Wednesday, January 12, 2011
Because people are liars.
So I'm sitting here, thinking about the 13 year old boy who was swept away by floodwaters to his death, along with his mother. And I'm trying to imagine his fear, his terror, as he tells the lone rescuer (alone among many people who are only standing by, watching) to take his little brother first. (Read original article here)
I'm wondering, what that old man felt as he watched the rope he'd tried to tie around mother and son, snap. What was he feeling as he watched them swept away? What would you feel?
Would you have been the bystander, or the helper?
I'm also sitting here, looking at that event page I created to encourage people to donate, to help people in QLD. A measly 24 (now 28 OMG...pretty stoked actually lol), including myself, among 223 friends invited, pmed and so forth.
Now, give or take, I'll say maybe 5-10 more people maybe donated and didn't click attend. But what about people who don't care enough? It doesn't matter that they don't care really, but these are some of the people who talked about their handbags and bra sizes to 'raise awareness for Breast Cancer' (yes, because we didn't know what it was. Really, we needed to work through the riddle of your status to find out). Or they changed their profile pictures to 'raise awareness for Child Abuse' (yes, because that will stop the pedos).
Would I be the rescuer? Or would I be the bystander?
It's none of my business.
I can't do anything to help.
Other people will do it so they don't need me.

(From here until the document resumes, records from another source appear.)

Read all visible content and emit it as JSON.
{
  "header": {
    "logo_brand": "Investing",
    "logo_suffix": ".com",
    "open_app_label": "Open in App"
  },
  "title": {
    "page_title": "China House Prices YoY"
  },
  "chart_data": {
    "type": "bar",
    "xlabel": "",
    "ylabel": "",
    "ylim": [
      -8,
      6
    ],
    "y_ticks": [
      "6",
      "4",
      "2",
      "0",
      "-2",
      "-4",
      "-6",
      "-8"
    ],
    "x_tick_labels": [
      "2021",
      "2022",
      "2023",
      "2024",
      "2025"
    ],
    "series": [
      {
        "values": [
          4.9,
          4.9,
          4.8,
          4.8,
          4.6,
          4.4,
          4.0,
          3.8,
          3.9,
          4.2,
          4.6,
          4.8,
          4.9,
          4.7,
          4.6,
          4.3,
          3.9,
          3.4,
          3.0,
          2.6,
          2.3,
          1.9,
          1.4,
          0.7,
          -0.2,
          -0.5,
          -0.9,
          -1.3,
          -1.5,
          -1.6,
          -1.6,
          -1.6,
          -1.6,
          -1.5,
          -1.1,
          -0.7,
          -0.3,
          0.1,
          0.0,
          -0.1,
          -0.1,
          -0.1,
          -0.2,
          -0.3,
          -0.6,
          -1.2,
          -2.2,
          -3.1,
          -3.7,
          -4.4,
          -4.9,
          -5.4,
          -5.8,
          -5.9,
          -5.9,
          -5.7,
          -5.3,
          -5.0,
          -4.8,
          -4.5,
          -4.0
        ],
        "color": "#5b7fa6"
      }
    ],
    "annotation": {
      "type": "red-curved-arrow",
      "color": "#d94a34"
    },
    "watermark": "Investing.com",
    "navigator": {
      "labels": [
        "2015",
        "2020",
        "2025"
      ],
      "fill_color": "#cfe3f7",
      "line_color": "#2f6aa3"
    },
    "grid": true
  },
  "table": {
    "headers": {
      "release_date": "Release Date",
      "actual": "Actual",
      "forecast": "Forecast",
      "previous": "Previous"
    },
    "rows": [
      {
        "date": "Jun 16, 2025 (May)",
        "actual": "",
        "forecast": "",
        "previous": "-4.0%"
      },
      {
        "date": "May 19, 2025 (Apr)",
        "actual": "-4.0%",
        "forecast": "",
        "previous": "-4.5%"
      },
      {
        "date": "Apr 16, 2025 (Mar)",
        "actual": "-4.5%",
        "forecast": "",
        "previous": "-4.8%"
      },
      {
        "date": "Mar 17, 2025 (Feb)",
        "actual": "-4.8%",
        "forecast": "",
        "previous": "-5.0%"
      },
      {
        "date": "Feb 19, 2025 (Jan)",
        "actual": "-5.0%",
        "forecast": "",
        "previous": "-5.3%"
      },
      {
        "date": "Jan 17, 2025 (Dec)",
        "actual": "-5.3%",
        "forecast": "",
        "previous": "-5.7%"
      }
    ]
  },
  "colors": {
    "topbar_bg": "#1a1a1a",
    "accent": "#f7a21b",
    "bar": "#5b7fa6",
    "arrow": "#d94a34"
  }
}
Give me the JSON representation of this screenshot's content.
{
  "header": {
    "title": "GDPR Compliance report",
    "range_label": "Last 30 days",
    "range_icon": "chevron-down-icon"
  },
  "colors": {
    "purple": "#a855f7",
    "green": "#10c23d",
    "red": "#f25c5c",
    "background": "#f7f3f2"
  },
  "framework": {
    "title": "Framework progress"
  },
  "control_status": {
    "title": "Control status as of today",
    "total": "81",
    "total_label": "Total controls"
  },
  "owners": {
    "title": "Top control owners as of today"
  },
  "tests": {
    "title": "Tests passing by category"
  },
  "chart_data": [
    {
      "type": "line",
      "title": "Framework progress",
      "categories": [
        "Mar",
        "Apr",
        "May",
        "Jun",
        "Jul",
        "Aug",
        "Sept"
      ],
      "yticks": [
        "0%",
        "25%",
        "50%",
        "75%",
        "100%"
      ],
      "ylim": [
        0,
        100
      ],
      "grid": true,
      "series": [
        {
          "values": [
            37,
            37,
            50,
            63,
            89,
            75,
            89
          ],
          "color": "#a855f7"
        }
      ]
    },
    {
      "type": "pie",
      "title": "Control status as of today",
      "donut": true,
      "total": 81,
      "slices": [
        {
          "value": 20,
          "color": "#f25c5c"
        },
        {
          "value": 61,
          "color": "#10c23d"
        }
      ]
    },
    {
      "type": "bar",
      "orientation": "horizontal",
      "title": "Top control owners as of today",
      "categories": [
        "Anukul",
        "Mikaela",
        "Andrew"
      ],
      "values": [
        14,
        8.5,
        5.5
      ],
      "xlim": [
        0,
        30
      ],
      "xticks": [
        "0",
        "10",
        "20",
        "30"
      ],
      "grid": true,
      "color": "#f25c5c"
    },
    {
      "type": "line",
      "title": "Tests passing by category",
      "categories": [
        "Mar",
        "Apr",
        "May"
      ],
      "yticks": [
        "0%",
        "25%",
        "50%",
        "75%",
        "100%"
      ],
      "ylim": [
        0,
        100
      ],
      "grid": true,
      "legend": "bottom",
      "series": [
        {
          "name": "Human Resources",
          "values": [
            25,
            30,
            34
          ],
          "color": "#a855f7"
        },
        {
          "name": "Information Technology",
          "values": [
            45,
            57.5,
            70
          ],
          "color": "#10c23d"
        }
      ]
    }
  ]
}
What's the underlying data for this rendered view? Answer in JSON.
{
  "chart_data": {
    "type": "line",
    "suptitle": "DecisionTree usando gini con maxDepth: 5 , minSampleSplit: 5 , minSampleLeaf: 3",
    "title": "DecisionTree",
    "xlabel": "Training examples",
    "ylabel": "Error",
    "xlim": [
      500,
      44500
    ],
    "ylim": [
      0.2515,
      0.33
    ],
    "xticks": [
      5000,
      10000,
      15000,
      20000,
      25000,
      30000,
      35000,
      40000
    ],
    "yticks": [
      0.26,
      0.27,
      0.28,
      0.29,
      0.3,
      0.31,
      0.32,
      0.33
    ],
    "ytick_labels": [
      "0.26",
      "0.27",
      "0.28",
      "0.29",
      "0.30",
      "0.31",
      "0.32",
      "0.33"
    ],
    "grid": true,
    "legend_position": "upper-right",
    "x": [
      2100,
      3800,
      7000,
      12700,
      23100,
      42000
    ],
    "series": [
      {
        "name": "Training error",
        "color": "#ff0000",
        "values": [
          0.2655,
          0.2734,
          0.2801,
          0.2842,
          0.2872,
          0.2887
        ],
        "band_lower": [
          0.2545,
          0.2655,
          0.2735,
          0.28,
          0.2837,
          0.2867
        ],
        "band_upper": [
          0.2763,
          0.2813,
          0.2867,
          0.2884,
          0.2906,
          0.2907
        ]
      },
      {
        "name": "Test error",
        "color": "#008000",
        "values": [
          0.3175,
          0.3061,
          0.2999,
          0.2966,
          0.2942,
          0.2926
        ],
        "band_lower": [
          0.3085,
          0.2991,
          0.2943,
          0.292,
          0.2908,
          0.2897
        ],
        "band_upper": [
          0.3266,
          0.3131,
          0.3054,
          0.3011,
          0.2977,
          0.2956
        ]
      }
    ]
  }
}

We all like to think we'd help. We all like to condemn others for not helping, but really, come the time we need to step up and help someone --do we? Of course not. Very few actually do. We always wait to see if anyone will do it first. It's called the Bystander Effect --and fact is, most of us will be the Bystander.
Now, don't get me wrong, I never really go crusading. I'll help, but usually, you'll have to shoot me before I stand up and actively try and make other people do the same. Why? I hate the responsibility --but at least I admit it.
Maybe this year I just got sick of being quiet. Sick of reading through mundane statuses, sick of reading statuses like 'Red' or 'On the table' --sick of bull shit.
And yeah, I've been guilty of the same. I'm ashamed of it, and dammit, I won't do it again.
I think if you want to help, if you want to say you're a good person, then go out and be one. If you want to help with the Breast Cancer cause, donate. Take that stupid cartoon off your profile picture and volunteer for something.
Otherwise, you're just lying to yourself.
Don't get me wrong. There's nothing wrong with not wanting to help, not really caring, having other things to do. Life is hectic, and you have bills, you have social events, you have work. Sometimes you just don't have anything to give at the moment.
But admit it. Don't lie yourself. If you care, you do something about it. If you don't care at the moment, don't pretend to. Next time you update your status to something stupid, ask yourself how much you're really doing.
Being a Bystander isn't what's wrong. Telling yourself you're not one, when you really are --that's wrong.
You might say that admitting it alone won't do anything. You're not correct there. If you don't admit it, you can never change --because you'll never see the need to --because in your head, you're perfect. If you can admit it, then you might change, you have the option of changing, because you know there's room for it.
My new years resolution: To stop lying to myself. Wtf are you going to do this year?